Our Sages work so hard to resist the temptation of the “Yay Jews Syndrome.” Celebrate at the death of the Egyptians? Not without spilling some of our wine, for the loss of any human being robs us of joy. Take solace in the miracle of the parting of the Red Sea? Not on your life. This wasn’t a miracle! It was a temporary alteration of the space time continuum that God put into place at the very beginning of creation – a bold and strong East wind blowing, awaiting the moment when Israel would need to cross into freedom.   (Never to happen again.) Not for Jewish survival alone though. But for the reminder that all people, in every place, at all times, are free and cannot be allowed to be enslaved.   Not any kind of slavery. None. Nein. Nicht! Borscht! Efes! Zilch! No way Jose!

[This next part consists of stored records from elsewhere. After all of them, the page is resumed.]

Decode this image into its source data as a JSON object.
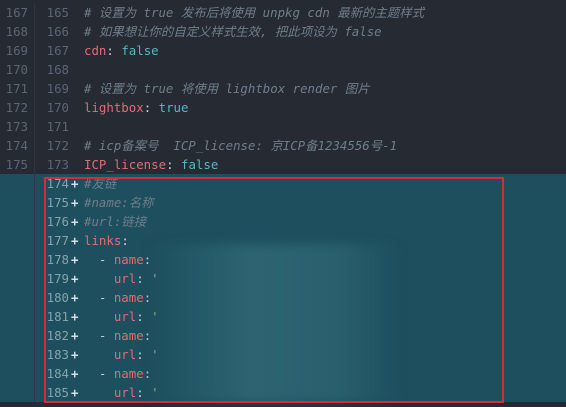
{
  "lines": [
    {
      "old": "167",
      "new": "165",
      "type": "ctx",
      "kind": "comment",
      "text": "# 设置为 true 发布后将使用 unpkg cdn 最新的主题样式"
    },
    {
      "old": "168",
      "new": "166",
      "type": "ctx",
      "kind": "comment",
      "text": "# 如果想让你的自定义样式生效, 把此项设为 false"
    },
    {
      "old": "169",
      "new": "167",
      "type": "ctx",
      "kind": "kv",
      "key": "cdn",
      "sep": ": ",
      "value": "false"
    },
    {
      "old": "170",
      "new": "168",
      "type": "ctx",
      "kind": "blank"
    },
    {
      "old": "171",
      "new": "169",
      "type": "ctx",
      "kind": "comment",
      "text": "# 设置为 true 将使用 lightbox render 图片"
    },
    {
      "old": "172",
      "new": "170",
      "type": "ctx",
      "kind": "kv",
      "key": "lightbox",
      "sep": ": ",
      "value": "true"
    },
    {
      "old": "173",
      "new": "171",
      "type": "ctx",
      "kind": "blank"
    },
    {
      "old": "174",
      "new": "172",
      "type": "ctx",
      "kind": "comment",
      "text": "# icp备案号  ICP_license: 京ICP备1234556号-1"
    },
    {
      "old": "175",
      "new": "173",
      "type": "ctx",
      "kind": "kv",
      "key": "ICP_license",
      "sep": ": ",
      "value": "false"
    },
    {
      "old": "",
      "new": "174",
      "type": "add",
      "sign": "+",
      "kind": "comment",
      "text": "#友链"
    },
    {
      "old": "",
      "new": "175",
      "type": "add",
      "sign": "+",
      "kind": "comment",
      "text": "#name:名称"
    },
    {
      "old": "",
      "new": "176",
      "type": "add",
      "sign": "+",
      "kind": "comment",
      "text": "#url:链接"
    },
    {
      "old": "",
      "new": "177",
      "type": "add",
      "sign": "+",
      "kind": "kv",
      "key": "links",
      "sep": ":",
      "value": ""
    },
    {
      "old": "",
      "new": "178",
      "type": "add",
      "sign": "+",
      "kind": "list",
      "indent": "  ",
      "dash": "- ",
      "key": "name",
      "sep": ": ",
      "value": ""
    },
    {
      "old": "",
      "new": "179",
      "type": "add",
      "sign": "+",
      "kind": "list",
      "indent": "    ",
      "dash": "",
      "key": "url",
      "sep": ": ",
      "value": "'"
    },
    {
      "old": "",
      "new": "180",
      "type": "add",
      "sign": "+",
      "kind": "list",
      "indent": "  ",
      "dash": "- ",
      "key": "name",
      "sep": ": ",
      "value": ""
    },
    {
      "old": "",
      "new": "181",
      "type": "add",
      "sign": "+",
      "kind": "list",
      "indent": "    ",
      "dash": "",
      "key": "url",
      "sep": ": ",
      "value": "'"
    },
    {
      "old": "",
      "new": "182",
      "type": "add",
      "sign": "+",
      "kind": "list",
      "indent": "  ",
      "dash": "- ",
      "key": "name",
      "sep": ": ",
      "value": ""
    },
    {
      "old": "",
      "new": "183",
      "type": "add",
      "sign": "+",
      "kind": "list",
      "indent": "    ",
      "dash": "",
      "key": "url",
      "sep": ": ",
      "value": "'"
    },
    {
      "old": "",
      "new": "184",
      "type": "add",
      "sign": "+",
      "kind": "list",
      "indent": "  ",
      "dash": "- ",
      "key": "name",
      "sep": ": ",
      "value": ""
    },
    {
      "old": "",
      "new": "185",
      "type": "add",
      "sign": "+",
      "kind": "list",
      "indent": "    ",
      "dash": "",
      "key": "url",
      "sep": ": ",
      "value": "'"
    }
  ],
  "colors": {
    "context_bg": "#262b33",
    "added_bg": "#1d4f5e",
    "highlight_border": "#d42d33",
    "key": "#e06c75",
    "bool": "#56b6c2",
    "comment": "#6f7d8a"
  }
}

But surely, freedom at least means that the land I purchase and till and sow and plant and harvest – as a free person, all of it is mine. Correct? No, sorry, not what the Torah says. Corners – they aren’t just for you to harvest and share what you’d like with the poor. No, the corners, no matter how hard you have worked and sacrificed, the corners don’t belong to you. And of your central harvest, you still have to give your portion for Tzedaka. Sorry, just what the Torah says.

And by the way…

Sticks and stones? – Nope, you’re responsible for your words as if they were sticks and stones.

Finders Keepers? – Sorry but thanks for playing! You find something that doesn’t belong to you, a wallet or an ox, you move mountains until it is returned to its rightful owner.

At Your Own Risk? – Survey says, Ehhh! – If it’s the desert and its just too hot for you and guests to sleep in your home and you must sleep outside on the roof, you better build a parapet because you’re liable if someone falls off your roof in their sleep.

And if you think that at least the Torah puts us in charge of the land, air and sea with which we can do whatever we choose – wrong. Cuz there’s God leading Adam through the Garden of Eden, showing off (as it were) the marvelous and beautiful natural world God has created. Turning to Adam, though, God warns and prophesies, “But till it and tend it well. For there is no world that will come to replace it.”

I believe one can see the causes listed here as equally liberal and conservative. These values are not the purview of one side of the political spectrum or the other. The truths born out of our biblical tradition insist that there is no peace when there is suffering, that there is no wealth when there are those who are hungry, that there is no safety when there are those who are in danger.

For us Jews at least, let these Biblical maxims be our measuring stick. I’m tired of the arguments that pretend that truth and righteousness belong to one side or the other. Its called “politics” for a reason – its point is to stand at one pole and distinguish yourself from someone else. It’s a way to divvy up offices but its no way to secure basic human rights for all people.  The push and pull of sides is valuable when our goal is to find our way to the middle.  For in the middle, there is a maintainable balance for everyone involved.  Do we get everything we want in the middle?   No.  But do we we get everything we need?  Surely.  And are we necessarily happy about it?  No, but that’s why we call it a practice.  And, in any case, happiness isn’t about what we don’t got.